Page 10 of Earth


  I’ll never call a caveman stupid again, he vowed as one of the creatures lazily bared impressive fangs at him. Paranoid, yes. Cavemen must’ve been real paranoid. But paranoia ain’t so dumb.

  At least the troop appeared calm and well fed. But that was deceptive. Back in the main ark Nelson had come to compare life in a baboon troop with an ongoing—often violent—soap opera without words.

  He saw one senior male rock on his haunches, watching a pregnant female seek tasty grubs under nearby rocks. Rhythmically smacking his lips, the patriarch pulled in his chin and flattened his ears, exposing white eyelid patches. The female responded by ambling over to sit by him, facing away. Methodically, he began picking through her fur, removing dirt, bits of dead skin, and the occasional parasite.

  Another female approached and began nudging the expectant mother to move over and share the male’s attention. The screeching fit that ensued was brief and inconsequential as such things went. In a minute the two had been cuffed into silence and all three monkeys turned away, minding their own business again.

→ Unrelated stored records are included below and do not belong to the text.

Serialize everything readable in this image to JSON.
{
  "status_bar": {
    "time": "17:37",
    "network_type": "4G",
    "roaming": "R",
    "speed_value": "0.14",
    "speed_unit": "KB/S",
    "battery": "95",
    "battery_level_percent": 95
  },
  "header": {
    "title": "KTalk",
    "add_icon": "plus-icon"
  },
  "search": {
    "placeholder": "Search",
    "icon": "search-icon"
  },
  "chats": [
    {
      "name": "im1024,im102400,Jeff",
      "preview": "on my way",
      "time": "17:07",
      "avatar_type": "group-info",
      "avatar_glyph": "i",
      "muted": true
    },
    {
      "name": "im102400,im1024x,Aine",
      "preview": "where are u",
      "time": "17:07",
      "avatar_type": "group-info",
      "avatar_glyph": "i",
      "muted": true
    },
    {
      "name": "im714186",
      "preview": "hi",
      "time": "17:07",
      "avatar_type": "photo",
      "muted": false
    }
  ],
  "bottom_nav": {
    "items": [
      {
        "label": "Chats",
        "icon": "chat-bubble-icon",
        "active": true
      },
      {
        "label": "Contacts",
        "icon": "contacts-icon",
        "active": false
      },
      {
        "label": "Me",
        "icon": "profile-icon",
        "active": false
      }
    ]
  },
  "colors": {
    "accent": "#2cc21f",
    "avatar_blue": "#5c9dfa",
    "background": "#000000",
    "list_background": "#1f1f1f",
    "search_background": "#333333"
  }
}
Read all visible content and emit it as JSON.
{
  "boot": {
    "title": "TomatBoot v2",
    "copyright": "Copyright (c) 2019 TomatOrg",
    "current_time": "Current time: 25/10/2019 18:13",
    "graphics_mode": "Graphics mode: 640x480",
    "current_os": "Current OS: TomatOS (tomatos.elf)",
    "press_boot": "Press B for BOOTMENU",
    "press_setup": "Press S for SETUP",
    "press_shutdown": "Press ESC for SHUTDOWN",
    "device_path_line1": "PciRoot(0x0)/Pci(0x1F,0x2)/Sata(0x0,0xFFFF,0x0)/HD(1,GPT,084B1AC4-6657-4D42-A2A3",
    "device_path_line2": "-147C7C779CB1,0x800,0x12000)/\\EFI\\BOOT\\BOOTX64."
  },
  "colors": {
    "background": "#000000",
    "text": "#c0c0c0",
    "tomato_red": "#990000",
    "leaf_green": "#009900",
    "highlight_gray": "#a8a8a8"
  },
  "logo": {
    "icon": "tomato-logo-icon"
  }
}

  Nelson’s job was to sample monkey droppings for a routine microflora survey—whatever that was. As he approached, he recalled what Dr. B’Keli had told him after his first, unpleasant encounter with baboons.

  “Don’t ever look them in the eye. That was exactly the wrong thing to do! The dominant males will take it as a direct challenge.”

  “Fine,” Nelson had answered, wincing as the nurse sutured two narrow bites on his posterior. “Now you tell me!”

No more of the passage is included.